The input data files and trained models are saved as Kaggle Dataset. They may be downloaded and placed in the 'data' folder for reproducing the results.
The Python files in the src folder contain the implementations of the model, loss, training loop, data loaders, etc., now with improved type hints, documentation, and error handling.
Jupyter notebooks call the classes and functions implemented in the source files for execution.

New Features

Configuration Management

YAML-based configuration (config.yaml) for easy parameter management
Organized into data, model, training, augmentation, and inference sections

Pipeline Architecture

End-to-end pipeline for training, evaluation, and inference
Modular components for better code organization
Automatic data splitting if predefined splits aren't available

Improved Training

Better checkpointing with optimizer state
Early stopping to prevent overfitting
Proper learning rate scheduling
Enhanced logging and progress tracking

Advanced Visualization

Tools for visualizing predictions and training history
Overlay visualization of segmentation masks

Command-line Interface

Train, evaluate, and perform inference from the command line
Flexible arguments for different workflows

Notebooks

Notebook	Description	Link
01-data.ipynb	Contains information on datasets, image sizes and labels	Link
02-transform.ipynb	Experimentations with augmentations like RandomCrop and Horizontal Flips	Link
03-model.ipynb	Trains the UNet Model	Link
04-evaluate.ipynb	Evaluated the model performance on random images from validation set	Link

Solution Approach

The solution involves training a U-Net based segmentation model relying on a ResNet-34 backbone.
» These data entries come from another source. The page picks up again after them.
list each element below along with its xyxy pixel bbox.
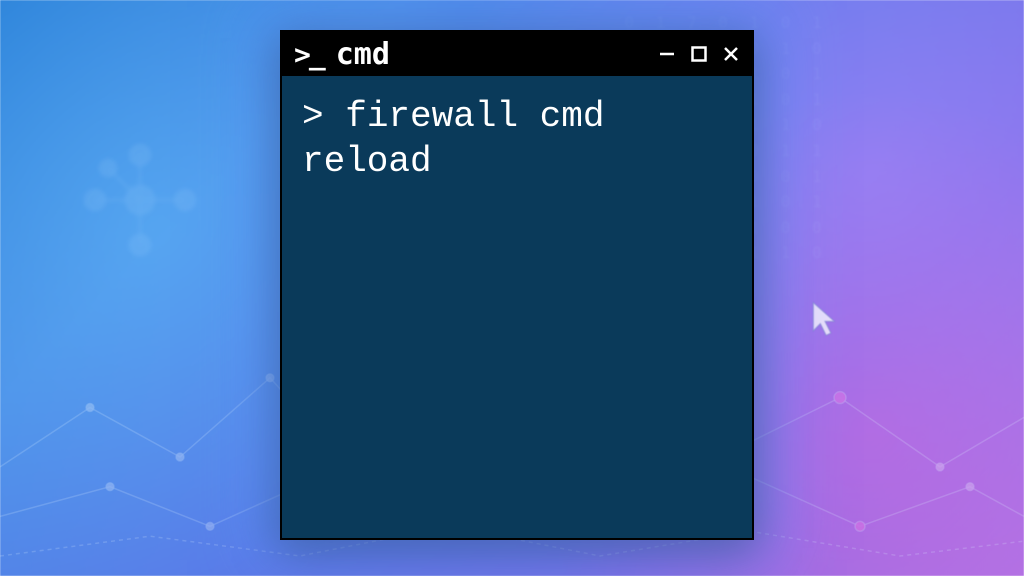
terminal-window[interactable]: >_ cmd > firewall cmd reload	[280, 30, 754, 540]
maximize-icon	[690, 45, 708, 63]
window-controls	[656, 43, 742, 65]
molecule-decor	[80, 140, 200, 260]
window-title: cmd	[336, 37, 656, 72]
minimize-button[interactable]	[656, 43, 678, 65]
minimize-icon	[658, 45, 676, 63]
terminal-body[interactable]: > firewall cmd reload	[282, 76, 752, 202]
titlebar[interactable]: >_ cmd	[282, 32, 752, 76]
terminal-icon: >_	[294, 38, 324, 71]
cursor-pointer-decor	[811, 300, 839, 338]
close-button[interactable]	[720, 43, 742, 65]
close-icon	[722, 45, 740, 63]
command-text: firewall cmd reload	[302, 96, 604, 182]
prompt-symbol: >	[302, 96, 345, 137]
maximize-button[interactable]	[688, 43, 710, 65]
DICE + BCE is used as loss function and evaluation is done using IoU metric. The final model performance and metrics can be seen below:

The output from scoring the model looks as follows:

The detailed PDF report is available here.

Usage

Configuration

The project now uses a YAML configuration file (config.yaml) for managing parameters:

# Example configuration
data:
  path: "./data"
  img_size: 720
  batch_size: 8

model:
  encoder_name: "resnet34"
  encoder_weights: "imagenet"

training:
  epochs: 50
  learning_rate: 0.0001

Training

Train the model using the command-line interface:

python main.py --mode train --config config.yaml

To resume training from a checkpoint:

python main.py --mode train --config config.yaml --resume checkpoints/model.pt

Evaluation

Evaluate model performance on the validation set:

python main.py --mode evaluate --config config.yaml --checkpoint checkpoints/model.pt

Prediction

Make predictions on a single image:

python main.py --mode predict --config config.yaml --input test_image.jpg --output predictions/

Process a directory of images:

python main.py --mode predict --config config.yaml --input test_images/ --output predictions/

Serving

Web Interface

The model can be served via Gradio interface. The code for the same is in app.py file. Below is the screenshot of the demo. It's hosted on Huggingface Spaces.

python app.py

The improved Gradio interface now provides three outputs:

Original image
Lane mask (green overlay)
Combined visualization

Requirements

Major dependencies include:

torch
torchvision
numpy
pandas
opencv-python
albumentations
segmentation-models-pytorch
gradio
matplotlib
PyYAML

See requirements.txt for the complete list with version specifications.